Scaviamo ancora in quest' intervista impietosa. Dolce: «Poco tempo fa ho letto un libro di Colm Tóibín sulla vita della Madonna: Il testamento di Maria». E si capisce che ci ha trovato la sua, di madre, la madre di un diverso: «È il racconto di una donna sola, disperata per la morte di un figlio che non riusciva a capire, una che si lamentava perché lui le portava a casa solo gente poco raccomandabile». La storia della Vergine in un romanzo per elaborare il confronto tra una madre delle Madonie e la propria omosessualità: un netto e proficuo passo in avanti rispetto alla mistica (quella sì) del coming out che, come un lavaggio del cervello, un' amnesia totale, renderebbe all' istante risolti e integrati, nella unione mistica dei gay. E perfino il ben noto dato psicanalitico che dietro ogni omosessualità c' è un colosso di madre, in questo caso la signora Piera per Gabbana («ci vado a cena stasera, è l' unica donna della mia vita») e Rosaria per Dolce («se oggi sono arrivato fin qui, lo devo alla sua disciplina») non soffoca né il rispetto per la figura paterna, né la sua imprescin- dibilità come uno dei due poli del desiderio e dell' amore.

 

E tornando al coming out, che in ogni intervista a celebrità omosessuale assume il rilievo della conversione di Paolo sulla via di Damasco, è qui liquidato come una formalità piccolo-borghese di nessun conto: «Mia madre lo venne a sapere da un telegiornale - racconta Gabbana, - fu difficile all' inizio.

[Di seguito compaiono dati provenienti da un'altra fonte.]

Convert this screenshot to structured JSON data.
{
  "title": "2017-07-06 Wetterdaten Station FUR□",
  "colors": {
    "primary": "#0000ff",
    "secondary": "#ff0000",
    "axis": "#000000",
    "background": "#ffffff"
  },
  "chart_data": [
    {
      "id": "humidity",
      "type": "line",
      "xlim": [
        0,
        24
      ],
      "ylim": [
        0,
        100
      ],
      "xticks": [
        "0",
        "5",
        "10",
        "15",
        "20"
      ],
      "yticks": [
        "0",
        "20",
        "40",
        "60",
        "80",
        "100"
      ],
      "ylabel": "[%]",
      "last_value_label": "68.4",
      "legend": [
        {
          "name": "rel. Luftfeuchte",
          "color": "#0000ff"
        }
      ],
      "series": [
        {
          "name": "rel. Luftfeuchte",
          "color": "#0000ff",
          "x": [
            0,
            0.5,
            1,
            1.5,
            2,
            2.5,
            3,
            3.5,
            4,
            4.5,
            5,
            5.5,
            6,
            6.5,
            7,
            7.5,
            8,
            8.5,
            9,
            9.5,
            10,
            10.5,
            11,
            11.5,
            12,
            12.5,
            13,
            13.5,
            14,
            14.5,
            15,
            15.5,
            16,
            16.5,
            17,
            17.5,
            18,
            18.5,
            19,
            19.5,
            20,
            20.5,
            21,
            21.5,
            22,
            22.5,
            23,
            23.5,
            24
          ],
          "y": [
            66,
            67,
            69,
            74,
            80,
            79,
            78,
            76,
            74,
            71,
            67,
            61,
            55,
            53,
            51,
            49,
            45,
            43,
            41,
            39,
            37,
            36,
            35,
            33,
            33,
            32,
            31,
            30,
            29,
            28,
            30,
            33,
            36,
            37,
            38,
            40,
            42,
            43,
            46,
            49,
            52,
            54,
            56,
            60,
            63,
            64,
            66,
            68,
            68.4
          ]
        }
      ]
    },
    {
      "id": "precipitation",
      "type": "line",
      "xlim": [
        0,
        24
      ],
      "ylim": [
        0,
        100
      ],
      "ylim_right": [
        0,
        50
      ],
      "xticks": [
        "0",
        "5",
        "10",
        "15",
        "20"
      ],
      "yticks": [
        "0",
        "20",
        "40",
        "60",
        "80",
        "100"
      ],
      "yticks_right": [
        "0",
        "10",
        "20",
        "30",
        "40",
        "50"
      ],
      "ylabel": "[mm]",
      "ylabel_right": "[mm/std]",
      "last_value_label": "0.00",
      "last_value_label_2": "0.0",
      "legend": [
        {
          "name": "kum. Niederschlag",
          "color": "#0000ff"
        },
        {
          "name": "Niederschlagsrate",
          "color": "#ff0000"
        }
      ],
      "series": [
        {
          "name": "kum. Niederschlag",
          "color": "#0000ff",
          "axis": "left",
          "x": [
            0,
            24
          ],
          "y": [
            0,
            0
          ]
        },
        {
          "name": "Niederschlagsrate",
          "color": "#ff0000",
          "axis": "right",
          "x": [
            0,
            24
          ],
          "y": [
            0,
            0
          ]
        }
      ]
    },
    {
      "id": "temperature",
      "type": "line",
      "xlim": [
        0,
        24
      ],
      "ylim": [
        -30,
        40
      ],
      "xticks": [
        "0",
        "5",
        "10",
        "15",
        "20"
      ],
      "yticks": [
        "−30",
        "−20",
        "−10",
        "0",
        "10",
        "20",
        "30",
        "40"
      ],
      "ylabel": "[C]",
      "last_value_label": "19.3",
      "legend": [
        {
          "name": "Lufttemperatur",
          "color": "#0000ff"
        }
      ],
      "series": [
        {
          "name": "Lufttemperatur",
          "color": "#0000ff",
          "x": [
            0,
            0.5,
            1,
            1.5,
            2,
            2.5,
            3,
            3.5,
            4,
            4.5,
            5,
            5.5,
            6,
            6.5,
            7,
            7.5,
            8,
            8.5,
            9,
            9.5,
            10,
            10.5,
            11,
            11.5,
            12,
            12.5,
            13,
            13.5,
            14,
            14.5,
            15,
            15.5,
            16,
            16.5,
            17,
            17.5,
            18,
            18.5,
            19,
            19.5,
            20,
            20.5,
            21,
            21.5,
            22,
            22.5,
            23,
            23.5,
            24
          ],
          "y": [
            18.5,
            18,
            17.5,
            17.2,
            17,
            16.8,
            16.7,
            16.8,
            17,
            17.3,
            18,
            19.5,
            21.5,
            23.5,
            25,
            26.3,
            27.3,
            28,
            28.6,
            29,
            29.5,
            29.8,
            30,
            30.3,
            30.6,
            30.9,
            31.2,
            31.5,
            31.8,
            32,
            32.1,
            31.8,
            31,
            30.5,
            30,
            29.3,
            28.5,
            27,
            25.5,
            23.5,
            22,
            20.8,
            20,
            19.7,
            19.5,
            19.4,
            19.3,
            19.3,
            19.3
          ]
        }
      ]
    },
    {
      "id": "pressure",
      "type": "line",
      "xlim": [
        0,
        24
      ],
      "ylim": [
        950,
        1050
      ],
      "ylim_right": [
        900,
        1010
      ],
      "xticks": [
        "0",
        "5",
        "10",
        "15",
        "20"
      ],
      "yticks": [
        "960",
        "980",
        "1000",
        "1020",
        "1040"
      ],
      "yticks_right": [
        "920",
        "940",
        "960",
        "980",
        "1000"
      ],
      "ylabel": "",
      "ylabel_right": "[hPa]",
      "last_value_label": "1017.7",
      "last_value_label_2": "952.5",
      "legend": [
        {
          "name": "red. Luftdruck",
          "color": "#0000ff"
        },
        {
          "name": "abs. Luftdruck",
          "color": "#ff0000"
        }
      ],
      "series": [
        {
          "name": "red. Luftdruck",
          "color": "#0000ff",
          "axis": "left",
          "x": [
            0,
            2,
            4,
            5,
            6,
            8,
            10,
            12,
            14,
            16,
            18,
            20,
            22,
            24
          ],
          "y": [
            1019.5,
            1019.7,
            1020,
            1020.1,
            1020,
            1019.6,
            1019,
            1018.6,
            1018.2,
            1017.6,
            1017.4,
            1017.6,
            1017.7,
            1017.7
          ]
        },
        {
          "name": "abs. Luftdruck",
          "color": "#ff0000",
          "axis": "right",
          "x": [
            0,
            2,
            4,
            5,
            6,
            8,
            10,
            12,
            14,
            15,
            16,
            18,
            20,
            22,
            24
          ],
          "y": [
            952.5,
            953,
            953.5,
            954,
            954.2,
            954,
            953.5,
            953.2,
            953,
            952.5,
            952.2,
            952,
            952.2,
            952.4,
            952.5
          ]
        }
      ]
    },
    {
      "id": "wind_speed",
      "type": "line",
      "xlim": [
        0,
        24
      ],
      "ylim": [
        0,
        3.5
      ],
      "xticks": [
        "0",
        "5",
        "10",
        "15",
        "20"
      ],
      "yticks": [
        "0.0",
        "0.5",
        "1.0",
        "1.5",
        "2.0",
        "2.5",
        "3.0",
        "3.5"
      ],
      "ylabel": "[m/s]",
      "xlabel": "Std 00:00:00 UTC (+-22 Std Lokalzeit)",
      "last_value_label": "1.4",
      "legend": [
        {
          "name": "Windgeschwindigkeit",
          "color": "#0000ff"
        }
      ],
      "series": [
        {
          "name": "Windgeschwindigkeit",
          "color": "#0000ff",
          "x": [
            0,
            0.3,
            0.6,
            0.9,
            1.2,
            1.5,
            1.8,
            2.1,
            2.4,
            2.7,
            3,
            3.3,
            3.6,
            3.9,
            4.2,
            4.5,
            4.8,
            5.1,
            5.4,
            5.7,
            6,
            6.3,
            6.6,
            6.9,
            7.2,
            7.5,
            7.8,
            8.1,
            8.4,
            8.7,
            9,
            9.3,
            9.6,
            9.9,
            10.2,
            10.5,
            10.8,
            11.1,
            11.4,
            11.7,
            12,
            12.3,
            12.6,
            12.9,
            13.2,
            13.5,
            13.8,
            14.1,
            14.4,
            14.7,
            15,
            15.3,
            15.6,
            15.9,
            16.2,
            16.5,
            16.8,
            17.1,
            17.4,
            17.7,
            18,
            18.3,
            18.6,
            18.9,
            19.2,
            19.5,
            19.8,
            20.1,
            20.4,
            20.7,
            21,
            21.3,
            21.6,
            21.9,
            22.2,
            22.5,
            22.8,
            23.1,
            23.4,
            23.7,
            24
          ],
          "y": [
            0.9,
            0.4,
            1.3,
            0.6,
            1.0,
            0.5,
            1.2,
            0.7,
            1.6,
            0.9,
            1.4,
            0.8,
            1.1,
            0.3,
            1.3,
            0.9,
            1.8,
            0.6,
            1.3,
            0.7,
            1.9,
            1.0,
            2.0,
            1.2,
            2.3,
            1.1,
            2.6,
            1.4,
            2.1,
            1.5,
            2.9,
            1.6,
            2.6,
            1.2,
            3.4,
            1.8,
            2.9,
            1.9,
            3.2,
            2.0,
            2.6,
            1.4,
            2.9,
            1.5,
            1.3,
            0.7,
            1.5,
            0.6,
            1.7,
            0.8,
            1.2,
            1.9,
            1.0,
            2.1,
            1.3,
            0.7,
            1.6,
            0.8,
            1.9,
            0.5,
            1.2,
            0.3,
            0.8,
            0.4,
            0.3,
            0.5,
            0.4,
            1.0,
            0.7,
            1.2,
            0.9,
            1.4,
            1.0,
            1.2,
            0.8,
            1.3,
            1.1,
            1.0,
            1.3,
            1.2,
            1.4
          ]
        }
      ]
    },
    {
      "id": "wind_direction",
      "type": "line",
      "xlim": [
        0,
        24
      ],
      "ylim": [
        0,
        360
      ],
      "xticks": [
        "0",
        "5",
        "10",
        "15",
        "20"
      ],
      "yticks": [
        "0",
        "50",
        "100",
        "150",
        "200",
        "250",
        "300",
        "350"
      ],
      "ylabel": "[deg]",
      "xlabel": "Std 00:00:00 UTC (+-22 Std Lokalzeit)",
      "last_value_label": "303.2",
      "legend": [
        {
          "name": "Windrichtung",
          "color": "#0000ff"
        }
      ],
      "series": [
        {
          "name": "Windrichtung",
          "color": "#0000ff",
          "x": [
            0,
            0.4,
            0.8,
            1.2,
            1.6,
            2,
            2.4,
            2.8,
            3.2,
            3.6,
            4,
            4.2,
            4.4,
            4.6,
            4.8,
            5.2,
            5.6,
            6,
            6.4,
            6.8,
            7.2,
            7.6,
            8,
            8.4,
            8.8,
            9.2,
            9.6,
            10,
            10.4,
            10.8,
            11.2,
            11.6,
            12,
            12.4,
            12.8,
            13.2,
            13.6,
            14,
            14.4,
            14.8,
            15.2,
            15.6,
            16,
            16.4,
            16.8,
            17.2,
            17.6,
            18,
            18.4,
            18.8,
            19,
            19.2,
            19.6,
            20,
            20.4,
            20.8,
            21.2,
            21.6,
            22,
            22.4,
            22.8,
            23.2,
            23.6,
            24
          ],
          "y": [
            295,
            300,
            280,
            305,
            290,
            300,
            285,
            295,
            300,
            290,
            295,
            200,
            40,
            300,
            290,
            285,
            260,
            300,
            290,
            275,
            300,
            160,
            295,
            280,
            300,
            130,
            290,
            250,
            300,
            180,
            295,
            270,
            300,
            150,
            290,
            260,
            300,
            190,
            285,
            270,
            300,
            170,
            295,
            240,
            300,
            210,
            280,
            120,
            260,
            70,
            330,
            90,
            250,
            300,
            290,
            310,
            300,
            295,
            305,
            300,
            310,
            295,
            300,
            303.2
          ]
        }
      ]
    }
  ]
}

Mi fece una scenata: Cosa dico alla vicina? Nulla, non dirle nulla mamma. E poi se amo un uomo o una donna che importanza ha per te? Lei mi guardò e poi mi disse: è vero, non ha nessuna importanza». Fine del dramma. Da opera buffa invece quello di Dolce: «Portavo a casa delle fidanzate, decisamente poco carine. E lei, mia madre, si arrabbiava perché erano brutte. Per Stefano, invece, ha avuto molto affetto, si sono capiti subito». Bastava scegliersi un amante esteticamente valido.

 

Niente storie di bullismo, cacciate di casa, maledizioni e ritorsioni. Per carità, saranno stati pure fortunati, ma forse i fissati con l' omofobia, parola che non viene mai pronunciata in tutta l' intervista, esagerano. Un ammirevole equilibrio anche quando devono rispondere alla domanda che solo mezzo secolo fa sarebbe stata presa per una provocazione: avrebbero voluto essere padri? «Sì, io un figlio lo farei subito», dice Gabbana.

 

«Sono gay, non posso avere un figlio», risponde Dolce, ignorando con stile che certo che può, oggi si può tutto, ma quel non possum ribadisce un concetto per molti arcaico: «Credo che non si possa avere tutto dalla vita, se non c' è vuol dire che non ci deve essere. È anche bello privarsi di qualcosa - (standing ovation, come canta Vasco), - la vita ha un suo percorso naturale, ci sono cose che non vanno modificate. Una di queste è la famiglia». Che non deve essere quella famiglia nevroticamente ipermoderna e promiscua come la spaccia anche la commedia cinematografica più all' acqua di rose.

 

Macché: deve durare e non si deve litigare. «A volte litigavano ferocemente - racconta Dolce dei suoi genitori, - ma era più la recita di un copione da famiglia del Sud. Ricordo un giorno a tavola, ero piccolo e scoppiai a piangere mentre loro urlavano, rimasero colpiti e da quella volta smisero». Il rispetto per la sensibilità di un bambino: non un concetto molto discusso presso le famiglie, anzi, "i molti modelli di famiglia" oggi in voga.

 

Si sono lasciati, ma c' è «la forza dell' amore - dice Gabbana - che non svanisce mai», e Dolce si pente di aver lasciato l' ex da solo nel loro primo Natale separati. Poi mai più. Come sarà il mondo dei nipoti?

 

Dolce: «Solitario, confuso sessualmente, troppo libero per dare felicità». Un mondo che si specchia nel televisore al plasma, un riflesso, una tautologia. Come un bambino generato da se stesso e morto senza lasciare nulla a un altro.